Jitters are running down the Wall Street spine as the Fed allegedly is nearing its first rate hike since the summer of 2006. At least so it appeared up until yesterday. Based on the faulty economic doctrine worshiped by the monetary cranks housed by the Fed and fed by the U.S. taxpayer, and the demagogues having a career only because of its very existence, it would be a grave policy mistake to raise rates at this stage. More precisely, it would be a policy mistake to raise rates at any stage as the economic structures of the unsustainable kind it has diligently created would starve.
But the Fed has cornered itself and risk losing all credibility if it doesn't do as it preaches, i.e. raise interest rates today. That the Fed has any credibility left whatsoever is beyond my comprehension. The whole idea of a central bank running monetary inflationary policies should have no credibility at all from the onset based on sound economic reasoning and financial prudence. A central planning agency in charge of the money supply can chose to either maintain price inflation at a certain level well above zero percent or chose to ensure "financial stability" - but it cannot achieve both under any circumstances as the former contradicts the latter just as the latter contradicts the former. This faulty economic doctrine lies at the very heart of the financial bubbles and economic instability that have dominated the economy most recently since the mid 1990s. As long as this monetary "policy" is allowed to persist, not only in the U.S. but in all less than correctly labeled "civilised societies" around the world, economic weeds will be incentivised to sprout more consistently than any CPI target is actually achieved.
Whether the Fed raises rates or not is largely a non-event for fundamental purposes for two main reasons. Firstly, if it does indeed raise rates it will be very incremental, perhaps even just ten basis points as a first move. This way, it would have "kept its word", but with minimum damage and maybe even positively surprise the financial markets at the same time. Secondly, if it raises rates by 25 basis points or any other number, it would soon have to lower them anyway in tandem with launching the next round of money printing. Do keep in mind that a range of interest rates and yields are long gone substantially higher than they were a year ago, especially junk bond yields.
The stock market thrives on decreasing interest rates and increased monetary inflation. Both are now heading in the opposite direction or not moving at all and have done so for the past year. These developments help explain to a large extent why many broader indicies of the U.S. stock market have remained largely unchanged during the last twelve months.

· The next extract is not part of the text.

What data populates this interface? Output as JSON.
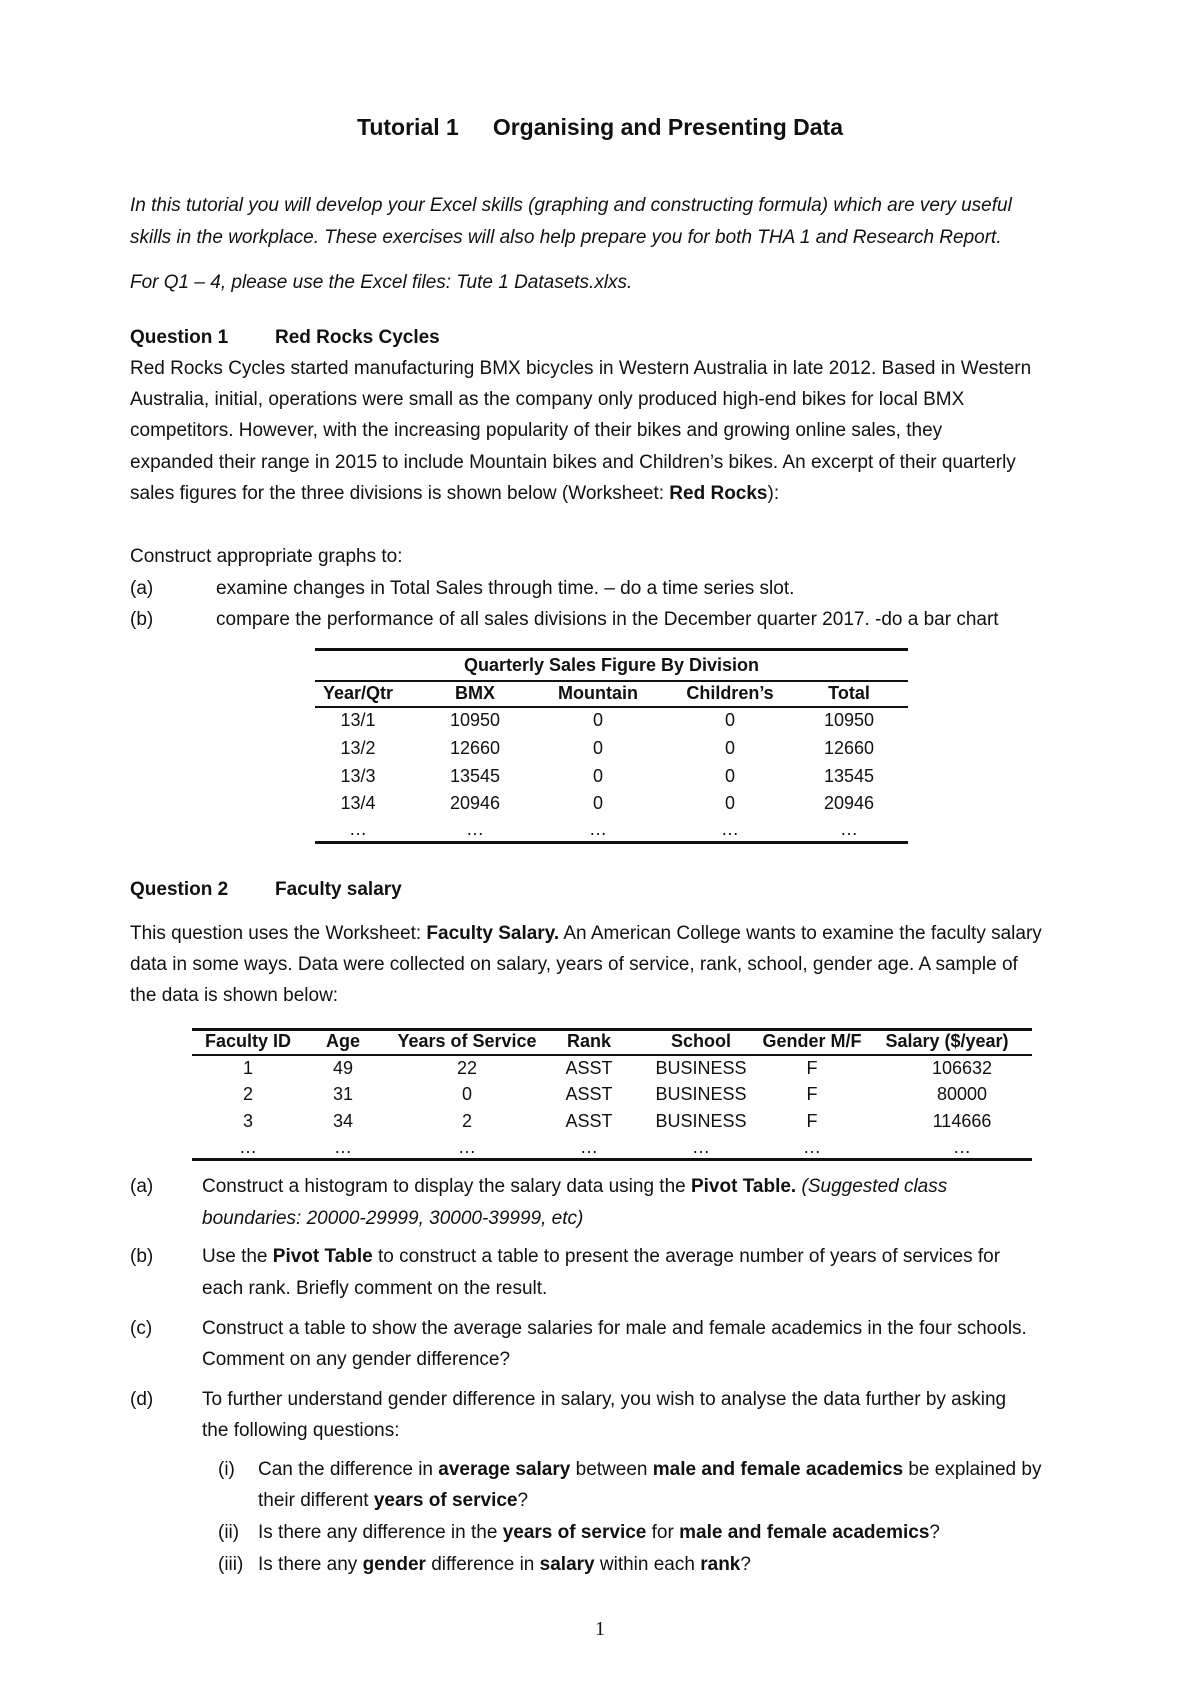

Nominal economic "fundamentals" are declining not only as a result of a relatively stable money supply growth rate, the expansion of which is the key driver of GDP growth, retail sales and other key economic indicators measured in monetary terms, but also as a result of the savings rate having been squashed for decades and especially since 2008.
The Fed not raising the rate today will not offset the negative developments in the U.S. economy nor will it justify the ludicrous stock market prices and the still inflated earnings they're based on. Only the announcement of QE4 today could accomplish that feat, at least for a while. A small increase will on the other hand just lead to the Fed "having to" decrease the interest rate soon once again anyway. Today's benchmark rate decision is therefore largely a non-event for those of us that are not short term traders.